William Godfrey from Kent had been in a relationship with a probation officer when he came into possession of a USB data stick containing sensitive data. He later tweeted some of the sensitive data on the USB device and threatened to release more data as well.
For their part, Surrey Police signed an undertaking to improve their data protection policies and procedures.
According to the ICO release, the name and address of a vulnerable adult was posted together with health and sex-life data. The man also threatened to publish a 40-page document containing further information, including details about a sexual offence victim.
He had also tweeted, under a separate account, further information to the Surrey Police twitter handle as well.

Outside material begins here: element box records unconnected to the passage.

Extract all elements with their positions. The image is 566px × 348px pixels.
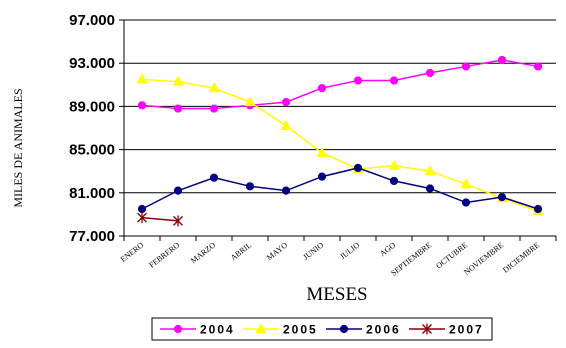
x-tick-label: FEBRERO <box>147 240 181 269</box>
data-point <box>208 82 220 93</box>
x-tick-label: MAYO <box>265 240 289 262</box>
x-tick-labels: ENERO FEBRERO MARZO ABRIL MAYO JUNIO JULIO AGOS… <box>119 240 542 277</box>
data-point <box>353 76 363 85</box>
legend-item: 2004 <box>160 323 235 337</box>
x-tick-label: AGO <box>378 240 397 258</box>
series-line <box>141 216 179 222</box>
data-point <box>388 159 400 170</box>
x-tick-label: DICIEMBRE <box>501 240 541 274</box>
data-point <box>245 182 255 191</box>
data-point <box>389 76 399 85</box>
data-point <box>209 104 219 113</box>
data-point <box>137 212 147 224</box>
y-tick-labels: 77.000 81.000 85.000 89.000 93.000 97.000 <box>69 12 115 245</box>
data-point <box>353 163 363 173</box>
legend-items: 2004 2005 2006 2007 <box>160 323 484 337</box>
data-point <box>533 204 543 214</box>
data-point <box>173 104 183 113</box>
legend-item: 2007 <box>409 323 484 337</box>
series-lines <box>136 55 544 227</box>
y-tick-label: 93.000 <box>69 55 115 72</box>
y-axis-title: MILES DE ANIMALES <box>11 88 25 207</box>
legend-item: 2005 <box>243 323 318 337</box>
data-point <box>244 96 256 107</box>
data-point <box>209 173 219 182</box>
data-point <box>280 120 292 130</box>
data-point <box>281 97 291 107</box>
legend-label: 2005 <box>283 323 318 337</box>
y-tick-label: 97.000 <box>69 12 115 29</box>
grid-lines <box>119 19 556 237</box>
data-point <box>317 172 327 181</box>
data-point <box>316 147 328 157</box>
data-point <box>424 165 436 176</box>
data-point <box>255 323 267 334</box>
legend-label: 2006 <box>366 323 401 337</box>
series-2004 <box>137 55 543 113</box>
data-point <box>461 198 471 207</box>
legend-item: 2006 <box>326 323 401 337</box>
y-tick-label: 81.000 <box>69 185 115 202</box>
data-point <box>422 323 432 335</box>
series-2006 <box>137 163 543 214</box>
x-tick-label: ENERO <box>119 240 146 264</box>
data-point <box>389 176 399 186</box>
legend-label: 2004 <box>200 323 235 337</box>
y-tick-label: 85.000 <box>69 142 115 159</box>
y-tick-label: 89.000 <box>69 98 115 115</box>
series-2005 <box>136 73 544 216</box>
x-axis-title: MESES <box>306 284 367 305</box>
data-point <box>136 73 148 84</box>
series-line <box>141 78 539 212</box>
data-point <box>173 186 183 195</box>
x-tick-label: MARZO <box>189 240 217 265</box>
data-point <box>137 101 147 110</box>
data-point <box>425 68 435 78</box>
x-tick-label: JULIO <box>338 240 361 261</box>
x-tick-label: JUNIO <box>301 240 325 261</box>
y-tick-label: 77.000 <box>69 228 115 245</box>
data-point <box>172 75 184 86</box>
x-tick-label: ABRIL <box>229 240 254 262</box>
data-point <box>173 324 183 334</box>
data-point <box>497 193 507 202</box>
data-point <box>137 204 147 214</box>
data-point <box>317 83 327 93</box>
x-tick-label: NOVIEMBRE <box>462 240 505 276</box>
series-line <box>141 167 539 210</box>
legend-label: 2007 <box>449 323 484 337</box>
data-point <box>533 62 543 71</box>
legend-box <box>151 317 493 341</box>
data-point <box>173 215 183 227</box>
data-point <box>425 184 435 193</box>
data-point <box>461 62 471 71</box>
x-tick-label: OCTUBRE <box>434 240 469 270</box>
data-point <box>281 186 291 195</box>
series-2007 <box>137 212 183 227</box>
data-point <box>460 178 472 189</box>
series-line <box>141 59 539 110</box>
legend: 2004 2005 2006 2007 <box>151 317 493 341</box>
data-point <box>339 324 349 334</box>
axes <box>123 20 557 241</box>
data-point <box>497 55 507 65</box>
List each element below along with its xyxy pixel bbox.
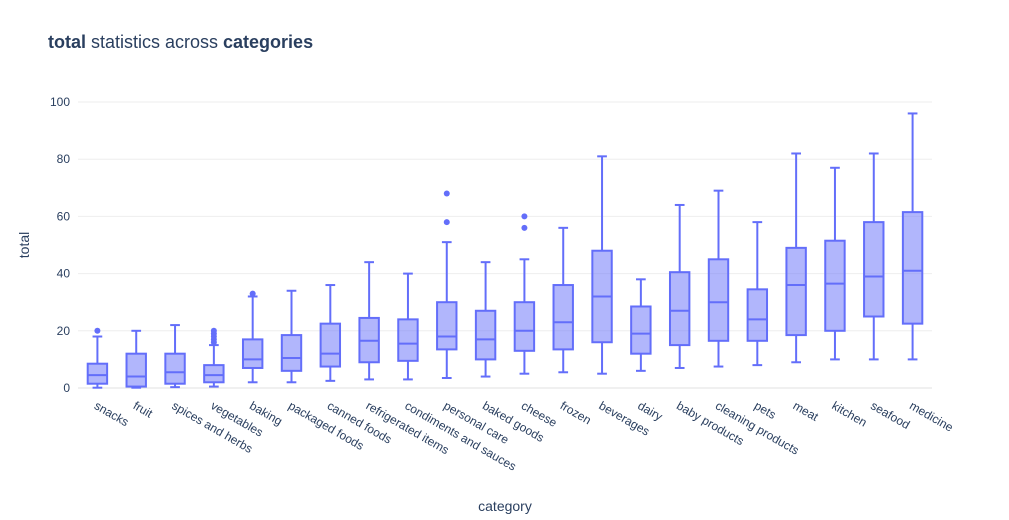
box-personal-care (436, 190, 458, 379)
box-kitchen (824, 166, 846, 361)
x-axis-ticks: snacks fruit spices and herbsvegetablesbak… (92, 398, 956, 473)
y-axis-title: total (16, 232, 32, 258)
box-refrigerated-items (358, 261, 380, 381)
y-tick-label: 100 (50, 95, 70, 109)
iqr-box (164, 352, 186, 385)
box-pets (746, 221, 769, 367)
iqr-box (513, 301, 536, 352)
iqr-box (901, 211, 924, 325)
iqr-box (863, 221, 885, 318)
box-vegetables (203, 327, 225, 388)
box-medicine (901, 112, 924, 361)
box-beverages (591, 155, 613, 375)
iqr-box (280, 334, 303, 372)
box-spices-and-herbs (164, 324, 186, 389)
x-tick-label: frozen (558, 398, 594, 427)
iqr-box (630, 305, 652, 355)
y-tick-label: 20 (57, 324, 71, 338)
iqr-box (668, 271, 691, 347)
x-tick-label: kitchen (829, 398, 869, 429)
x-tick-label: fruit (131, 398, 156, 420)
chart-title-bold-2: categories (223, 32, 313, 52)
x-tick-label: medicine (907, 398, 956, 434)
box-frozen (552, 226, 574, 374)
iqr-box (474, 309, 497, 361)
iqr-box (746, 288, 769, 342)
box-dairy (630, 278, 652, 372)
box-cheese (513, 213, 536, 375)
box-canned-foods (319, 284, 342, 382)
outlier-point (521, 224, 528, 231)
iqr-box (319, 322, 342, 368)
outlier-point (94, 327, 101, 334)
outlier-point (249, 290, 256, 297)
y-tick-label: 0 (63, 381, 70, 395)
gridlines (78, 101, 932, 389)
iqr-box (552, 284, 574, 351)
outlier-point (443, 190, 450, 197)
iqr-box (125, 352, 147, 388)
box-condiments-and-sauces (397, 272, 419, 381)
iqr-box (436, 301, 458, 351)
box-fruit (125, 329, 147, 389)
outlier-point (210, 327, 217, 334)
x-tick-label: meat (791, 398, 822, 424)
y-tick-label: 60 (57, 209, 71, 223)
x-tick-label: seafood (868, 398, 912, 431)
chart-title-middle: statistics across (86, 32, 223, 52)
box-baked-goods (474, 261, 497, 378)
box-baking (241, 290, 264, 384)
box-packaged-foods (280, 289, 303, 384)
box-snacks (86, 327, 109, 389)
chart-title: total statistics across categories (48, 32, 313, 52)
iqr-box (707, 258, 730, 342)
iqr-box (397, 318, 419, 362)
outlier-point (521, 213, 528, 220)
iqr-box (785, 246, 807, 337)
iqr-box (824, 239, 846, 332)
iqr-box (241, 338, 264, 369)
y-tick-label: 40 (57, 267, 71, 281)
box-series (86, 112, 924, 389)
outlier-point (443, 219, 450, 226)
box-meat (785, 152, 807, 364)
chart-title-bold-1: total (48, 32, 86, 52)
y-tick-label: 80 (57, 152, 71, 166)
iqr-box (203, 364, 225, 384)
y-axis-ticks: 0 20 40 60 80 100 (50, 95, 70, 395)
x-tick-label: snacks (92, 398, 131, 429)
box-cleaning-products (707, 189, 730, 368)
box-baby-products (668, 203, 691, 369)
iqr-box (86, 362, 109, 385)
box-seafood (863, 152, 885, 361)
x-axis-title: category (478, 498, 532, 514)
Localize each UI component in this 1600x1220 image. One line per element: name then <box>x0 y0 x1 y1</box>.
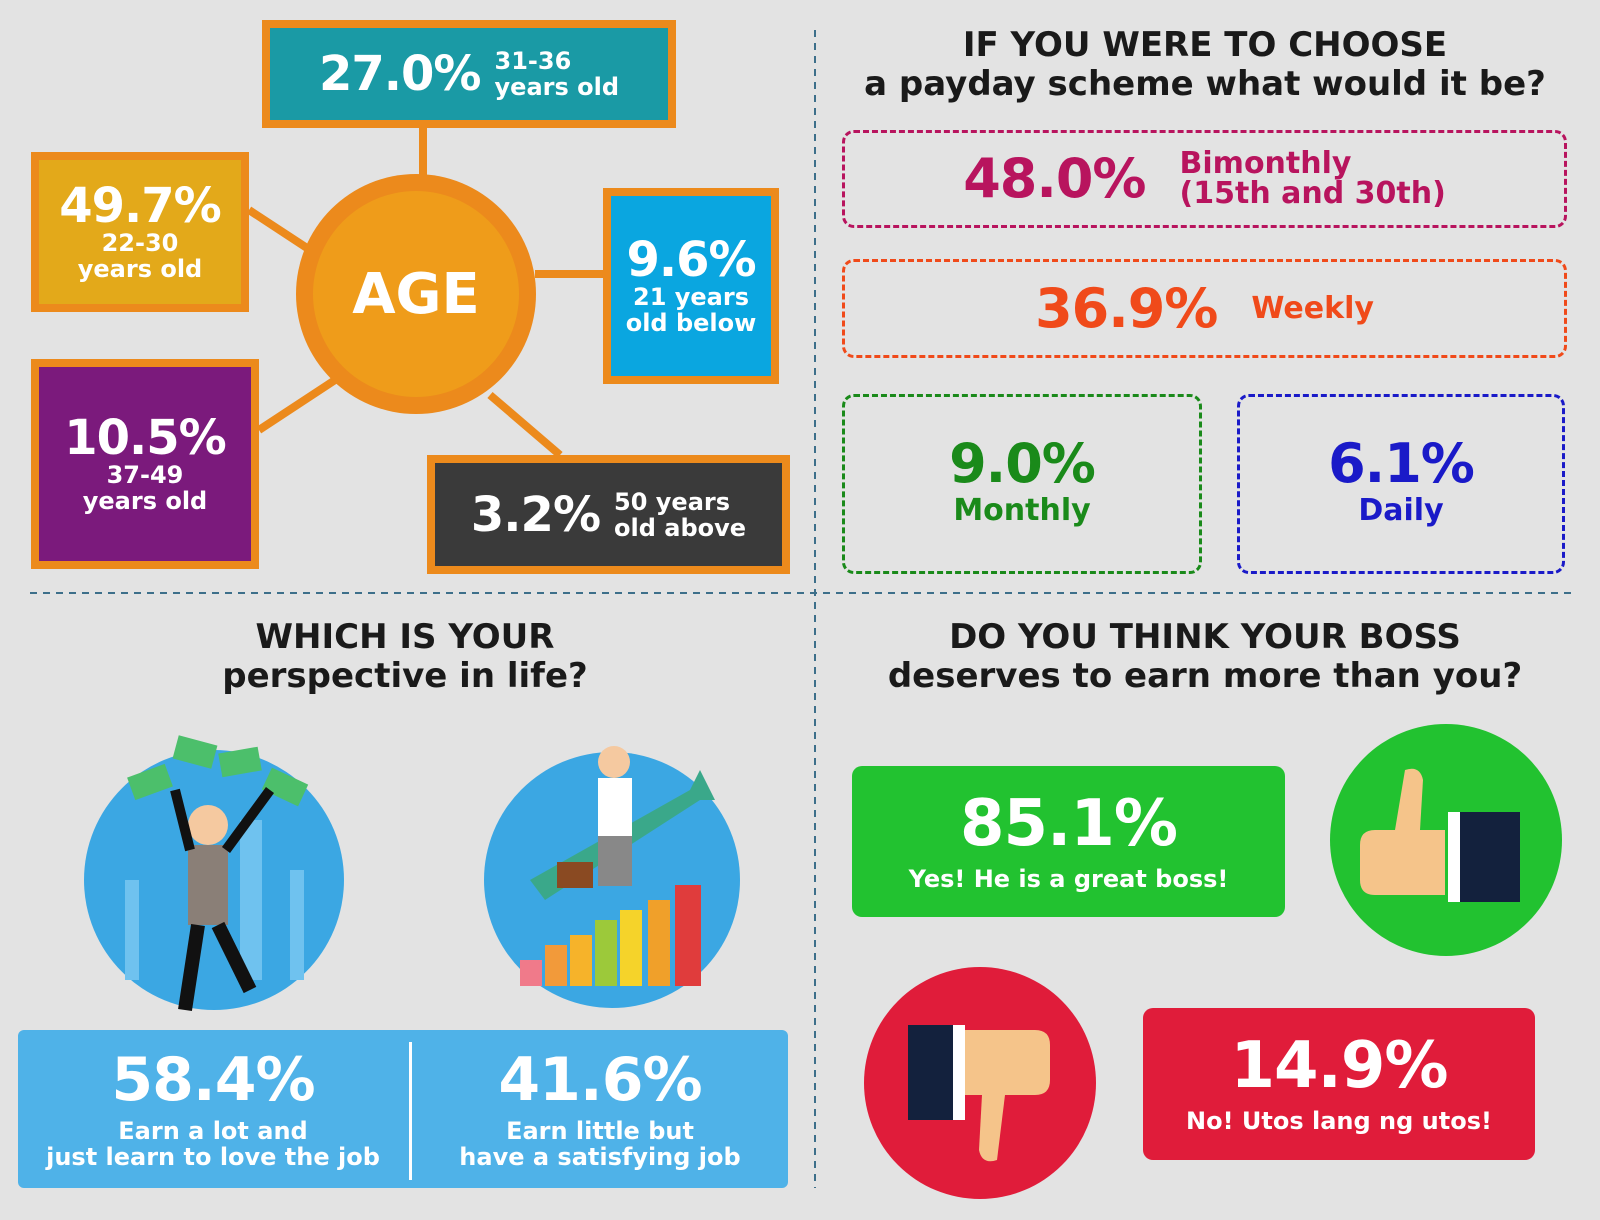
title-line: a payday scheme what would it be? <box>864 64 1546 104</box>
label: 50 years old above <box>614 489 746 541</box>
label-line: have a satisfying job <box>459 1143 741 1171</box>
percent: 6.1% <box>1328 432 1475 495</box>
percent: 48.0% <box>963 147 1146 210</box>
thumbs-down-icon <box>908 1025 1050 1162</box>
label-line: 22-30 <box>101 229 179 257</box>
label-line: 21 years <box>633 283 749 311</box>
label: Bimonthly (15th and 30th) <box>1180 149 1446 209</box>
percent: 9.6% <box>626 232 756 288</box>
title-line: perspective in life? <box>222 656 588 696</box>
option: 41.6% Earn little but have a satisfying … <box>412 1040 788 1180</box>
percent: 14.9% <box>1230 1029 1448 1103</box>
label-line: years old <box>82 487 208 515</box>
growth-icon <box>520 746 715 986</box>
option-box: 9.0% Monthly <box>842 394 1202 574</box>
percent: 49.7% <box>59 178 222 234</box>
divider <box>409 1042 412 1180</box>
label-line: old below <box>625 309 757 337</box>
label-line: just learn to love the job <box>46 1143 380 1171</box>
title-line: WHICH IS YOUR <box>255 617 555 657</box>
percent: 9.0% <box>949 432 1096 495</box>
option: 58.4% Earn a lot and just learn to love … <box>18 1040 408 1180</box>
title-line: IF YOU WERE TO CHOOSE <box>962 25 1448 65</box>
label-line: 37-49 <box>106 461 184 489</box>
label-line: old above <box>614 513 747 542</box>
age-box: 9.6% 21 years old below <box>603 188 779 384</box>
label: Daily <box>1358 493 1444 528</box>
section-title: WHICH IS YOUR perspective in life? <box>20 618 790 696</box>
percent: 85.1% <box>959 786 1178 861</box>
age-circle-inner <box>313 191 519 397</box>
perspective-bar <box>18 1030 788 1188</box>
label: Monthly <box>953 493 1091 528</box>
option-box: 6.1% Daily <box>1237 394 1565 574</box>
label-line: (15th and 30th) <box>1179 176 1446 211</box>
label: Yes! He is a great boss! <box>908 864 1229 893</box>
age-title: AGE <box>352 261 480 327</box>
option-box: 48.0% Bimonthly (15th and 30th) <box>842 130 1567 228</box>
label-line: 31-36 <box>494 47 572 75</box>
title-line: DO YOU THINK YOUR BOSS <box>949 617 1461 657</box>
label-line: years old <box>494 73 620 101</box>
option-box: 36.9% Weekly <box>842 259 1567 358</box>
age-box: 10.5% 37-49 years old <box>31 359 259 569</box>
money-icon <box>125 735 309 980</box>
answer-box: 14.9% No! Utos lang ng utos! <box>1143 1008 1535 1160</box>
label: 31-36 years old <box>495 48 620 100</box>
section-title: DO YOU THINK YOUR BOSS deserves to earn … <box>830 618 1580 696</box>
thumbs-up-icon <box>1360 768 1520 902</box>
percent: 27.0% <box>318 46 482 102</box>
person-icon <box>170 787 275 1012</box>
percent: 58.4% <box>111 1045 315 1115</box>
label-line: Bimonthly <box>1179 146 1352 181</box>
percent: 41.6% <box>498 1045 702 1115</box>
section-title: IF YOU WERE TO CHOOSE a payday scheme wh… <box>830 26 1580 104</box>
title-line: deserves to earn more than you? <box>887 656 1523 696</box>
percent: 3.2% <box>470 486 601 543</box>
label: Weekly <box>1251 290 1374 326</box>
label-line: 50 years <box>614 487 731 516</box>
age-box: 49.7% 22-30 years old <box>31 152 249 312</box>
label-line: Earn a lot and <box>118 1117 308 1145</box>
percent: 36.9% <box>1035 276 1218 340</box>
percent: 10.5% <box>64 410 227 466</box>
label: No! Utos lang ng utos! <box>1186 1107 1492 1135</box>
age-box: 27.0% 31-36 years old <box>262 20 676 128</box>
connectors <box>246 128 603 459</box>
label-line: years old <box>77 255 203 283</box>
label-line: Earn little but <box>506 1117 694 1145</box>
answer-box: 85.1% Yes! He is a great boss! <box>852 766 1285 917</box>
age-box: 3.2% 50 years old above <box>427 455 790 574</box>
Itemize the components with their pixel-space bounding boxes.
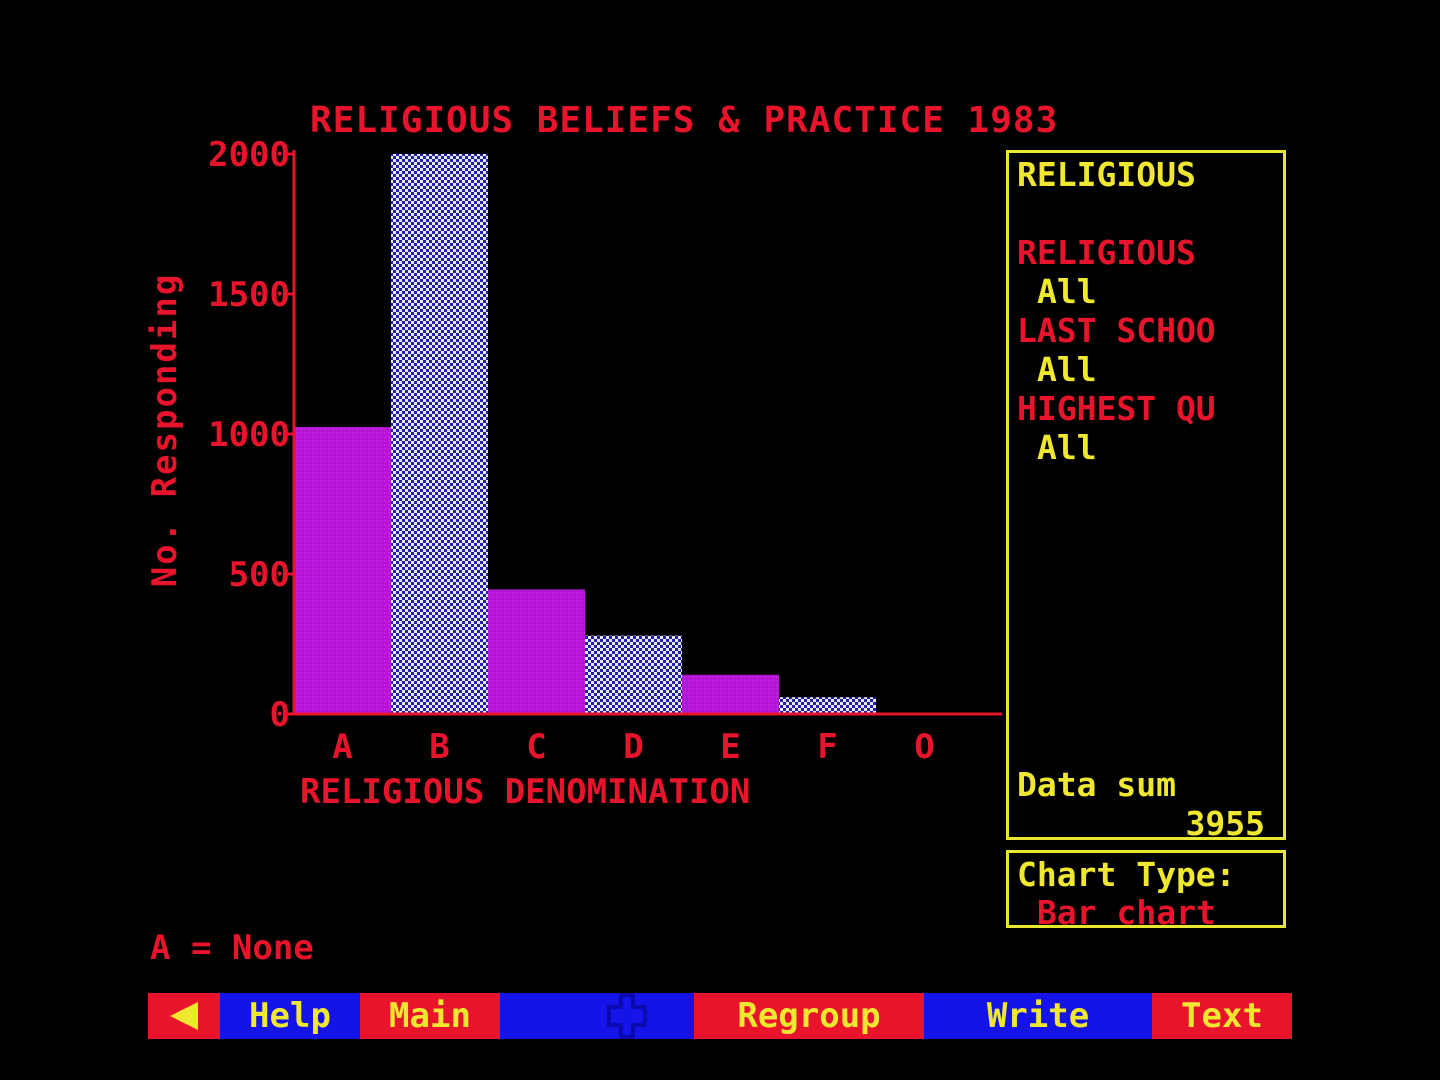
menu-bar: Help Main Regroup Write Text [148, 993, 1292, 1039]
chart-type-label: Chart Type: [1017, 855, 1236, 894]
category-legend: A = None [150, 928, 314, 968]
x-category-label: E [720, 727, 740, 767]
chart-type-box: Chart Type: Bar chart [1006, 850, 1286, 932]
filter-panel: RELIGIOUS RELIGIOUS All LAST SCHOO All H… [1006, 150, 1286, 843]
y-tick-label: 1500 [208, 275, 290, 315]
filter-name: HIGHEST QU [1017, 389, 1216, 428]
y-tick-label: 2000 [208, 135, 290, 175]
x-axis-title: RELIGIOUS DENOMINATION [300, 772, 751, 812]
data-sum-label: Data sum [1017, 765, 1176, 804]
y-tick-label: 0 [270, 695, 290, 735]
filter-value: All [1037, 350, 1097, 389]
cross-cursor-icon [607, 993, 647, 1039]
cursor-area[interactable] [500, 993, 694, 1039]
bar-E [682, 674, 779, 714]
x-category-label: B [429, 727, 449, 767]
x-category-label: C [526, 727, 546, 767]
help-button[interactable]: Help [220, 993, 360, 1039]
x-category-label: D [623, 727, 643, 767]
main-button[interactable]: Main [360, 993, 500, 1039]
x-category-label: F [817, 727, 837, 767]
filter-value: All [1037, 272, 1097, 311]
regroup-button[interactable]: Regroup [694, 993, 924, 1039]
filter-name: LAST SCHOO [1017, 311, 1216, 350]
chart-type-value: Bar chart [1037, 893, 1216, 932]
bar-C [488, 589, 585, 714]
bar-A [294, 427, 391, 714]
back-button[interactable] [148, 993, 220, 1039]
x-category-label: O [914, 727, 934, 767]
text-button[interactable]: Text [1152, 993, 1292, 1039]
bar-D [585, 635, 682, 714]
bar-F [779, 697, 876, 714]
data-sum-value: 3955 [1185, 804, 1265, 843]
x-category-label: A [332, 727, 352, 767]
filter-value: All [1037, 428, 1097, 467]
y-tick-label: 500 [229, 555, 290, 595]
write-button[interactable]: Write [924, 993, 1152, 1039]
panel-header: RELIGIOUS [1017, 155, 1196, 194]
filter-name: RELIGIOUS [1017, 233, 1196, 272]
chart-title: RELIGIOUS BELIEFS & PRACTICE 1983 [310, 100, 1059, 141]
left-arrow-icon [170, 1002, 198, 1030]
y-tick-label: 1000 [208, 415, 290, 455]
bar-B [391, 154, 488, 714]
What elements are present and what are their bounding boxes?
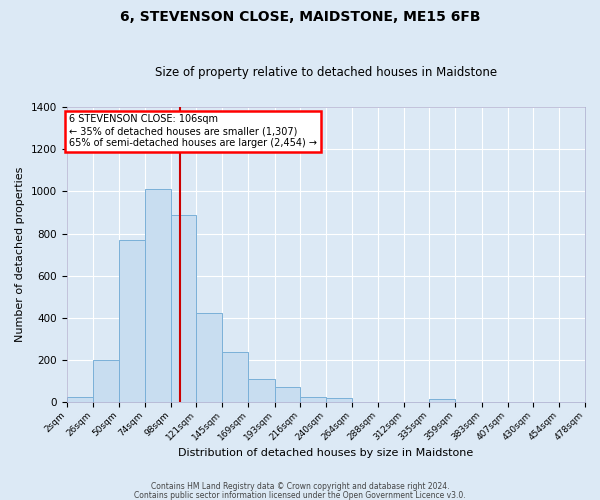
- X-axis label: Distribution of detached houses by size in Maidstone: Distribution of detached houses by size …: [178, 448, 473, 458]
- Text: 6 STEVENSON CLOSE: 106sqm
← 35% of detached houses are smaller (1,307)
65% of se: 6 STEVENSON CLOSE: 106sqm ← 35% of detac…: [69, 114, 317, 148]
- Title: Size of property relative to detached houses in Maidstone: Size of property relative to detached ho…: [155, 66, 497, 80]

Despite being asked by the ICO to hand over the USB device and not publish the data, Godfrey refused to do so leading to an injunction being taken out against him. In court, he admitted to breaching the Data Protection Act and was subsequently handed a 12-month conditional discharge (which means if he breaks the law again within a year then he’ll be punished).
Police data protection breaches
Police data protection breaches from leaks and the misuse of private information are not uncommon. Reports and research has been done by experts and watchdogs who have found there is a long-standing history of data protection issues that involve the police. They range from cases like this one where data is not looked after properly and falls into the wrong hands, to the abuse of powers to search police databases for information without appropriate authorisation or reason.
At the end of the day, the police are not above the law. If a data protection breach happens because of a police data leak or a police data protection breach, a victim can be entitled to compensation in the same way anyone else can.
Vigilance about what you post on social media
A lot of people still fail to appreciate that the law applies to social media platforms like Facebook and Twitter. You can be responsible for a data protection breach if you release data on Facebook or Twitter that breaches the law.
Head of enforcement at the ICO, Steve Eckersley, stated this important fact:
“People should always be careful about what they share on social media, both about themselves and others. But when it’s sensitive and confidential personal information that they have no right to see or possess in the first place, then we will not hesitate to take action to protect people’s rights.”